Deadly Namyangju stabbing exposes gaps in Korea's protective orders and monitoring systems
A deadly stabbing occurred in Namyangju, Gyeonggi Province, when a 40s man attacked a woman in her 20s with a knife on a street in Onam-eup early on a weekday morning. The victim, identified as B, died from the wound. The assailant, A, fled the scene but was arrested about an hour later in Yangpyeong. Authorities say the two had a past de facto relationship.
B had been under police protection measures, and she had been issued an emergency contact smartwatch as part of the protection program. A, who also has a history of sexual crimes, was wearing an electronic ankle monitor at the time of the attack. He damaged the device after the crime and fled. Police later apprehended him in Yangpyeong.

Under Korea’s protective orders, A was subject to temporary measures under the Domestic Violence Punishment Act (items 2 and 3) and provisional orders under the Stalking Punishment Act (items 1 to 3). Those orders prohibit contact via calls, texts, or social media, and restrict A’s access to within 100 meters of B’s home and workplace.
It is not yet clear whether B activated the emergency smartwatch at the time of the attack. The ankle monitor on A is designed to provide real-time location tracking, but authorities have not indicated that it issued an alert ahead of A’s approach to B.

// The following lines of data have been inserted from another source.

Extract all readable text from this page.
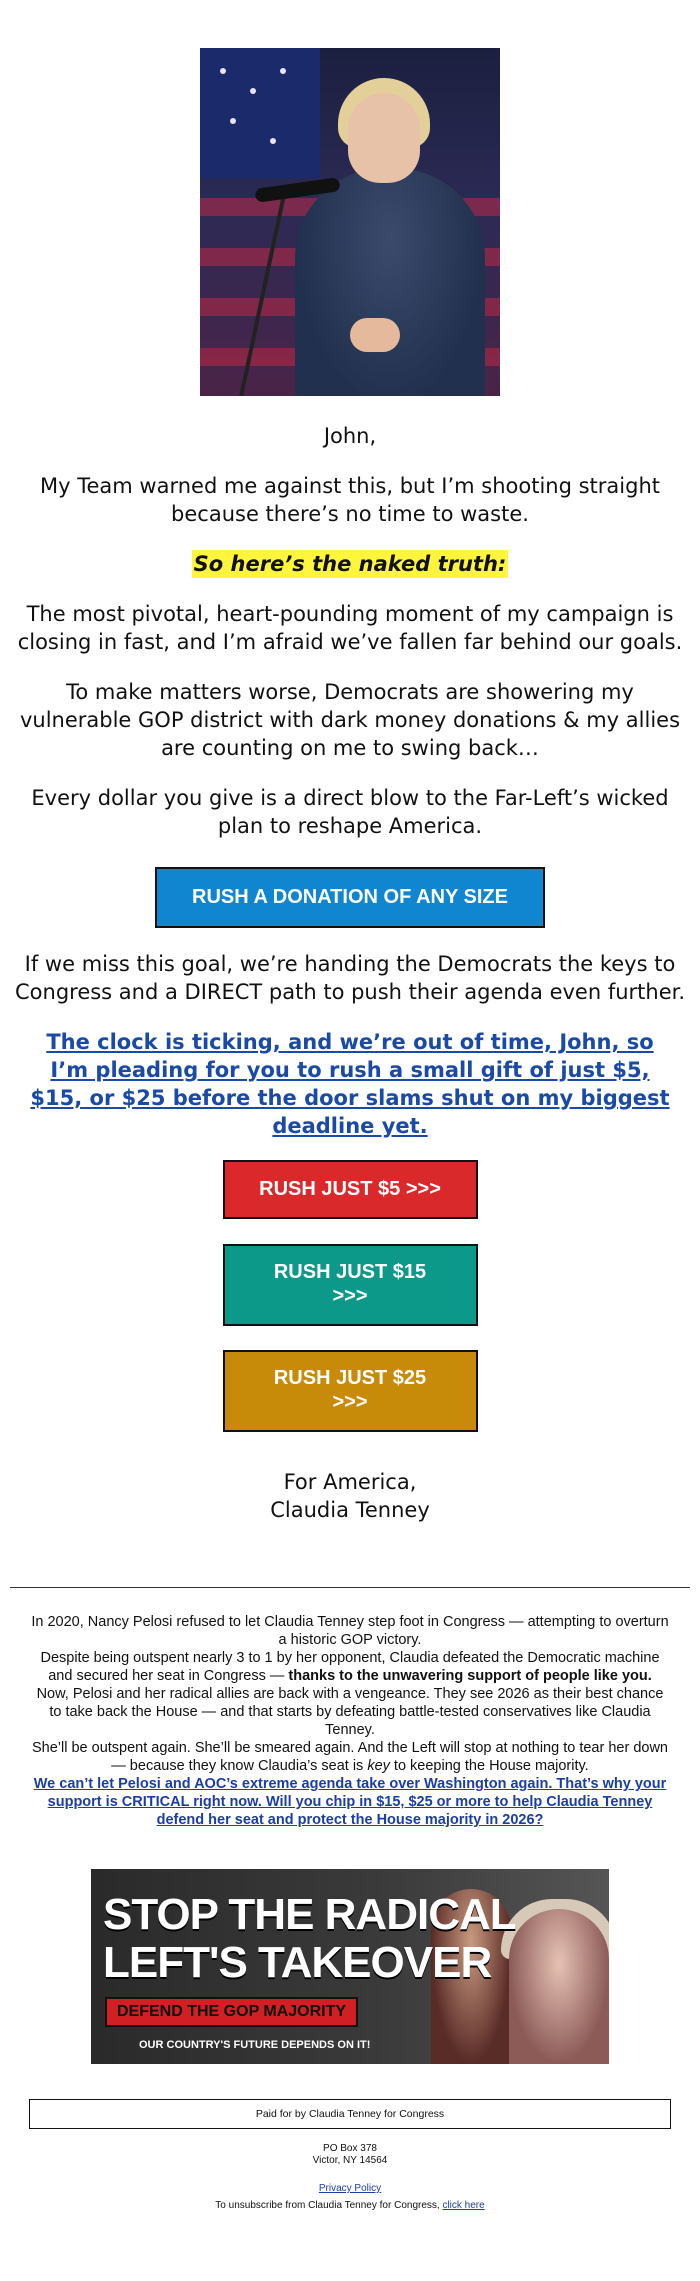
John,

My Team warned me against this, but I’m shooting straight because there’s no time to waste.

So here’s the naked truth:

The most pivotal, heart-pounding moment of my campaign is closing in fast, and I’m afraid we’ve fallen far behind our goals.

To make matters worse, Democrats are showering my vulnerable GOP district with dark money donations & my allies are counting on me to swing back…

Every dollar you give is a direct blow to the Far-Left’s wicked plan to reshape America.

RUSH A DONATION OF ANY SIZE

If we miss this goal, we’re handing the Democrats the keys to Congress and a DIRECT path to push their agenda even further.

The clock is ticking, and we’re out of time, John, so I’m pleading for you to rush a small gift of just $5, $15, or $25 before the door slams shut on my biggest deadline yet.
RUSH JUST $5 >>>
RUSH JUST $15
>>>
RUSH JUST $25
>>>
For America,
Claudia Tenney
In 2020, Nancy Pelosi refused to let Claudia Tenney step foot in Congress — attempting to overturn a historic GOP victory.
Despite being outspent nearly 3 to 1 by her opponent, Claudia defeated the Democratic machine and secured her seat in Congress — thanks to the unwavering support of people like you.
Now, Pelosi and her radical allies are back with a vengeance. They see 2026 as their best chance to take back the House — and that starts by defeating battle-tested conservatives like Claudia Tenney.
She’ll be outspent again. She’ll be smeared again. And the Left will stop at nothing to tear her down — because they know Claudia’s seat is key to keeping the House majority.
We can’t let Pelosi and AOC’s extreme agenda take over Washington again. That’s why your support is CRITICAL right now. Will you chip in $15, $25 or more to help Claudia Tenney defend her seat and protect the House majority in 2026?
STOP THE RADICAL
LEFT'S TAKEOVER
DEFEND THE GOP MAJORITY
OUR COUNTRY'S FUTURE DEPENDS ON IT!
Paid for by Claudia Tenney for Congress
PO Box 378
Victor, NY 14564
Privacy Policy
To unsubscribe from Claudia Tenney for Congress, click here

Violence and stalking protection programs in Korea have faced scrutiny, particularly when protections appear insufficient to prevent lethal outcomes. Similar cases have been highlighted in other cities as well. In July last year, a woman in Uijeongbu who was under emergency protective measures was murdered; a Daegu case in April involved a stalker breaching a victim’s home and killing her. Reports from Ulsan and Daejeon in recent years describe related patterns of violence despite protective orders.

Police said they would question A to determine motive and circumstances and will seek a detention warrant. The investigation continues as authorities review how protective orders and monitoring devices function in practice and what improvements might be needed.
Why this matters for U.S. readers: domestic violence protections and the use of electronic monitoring touch many sectors in the United States, including law enforcement workflows, judicial risk assessment, and the design of safety wearables and alert systems. This incident highlights ongoing questions about whether monitoring technology can reliably warn authorities or deter violence, and whether safeguards—such as automatic alerts when a monitored person approaches a protected party—are sufficiently robust. For policymakers and technologists in the United States, the case underscores the need to align protective orders with real-time safety responses, improve risk assessment, and ensure that wearable devices and emergency alerts translate into rapid, effective action to prevent harm.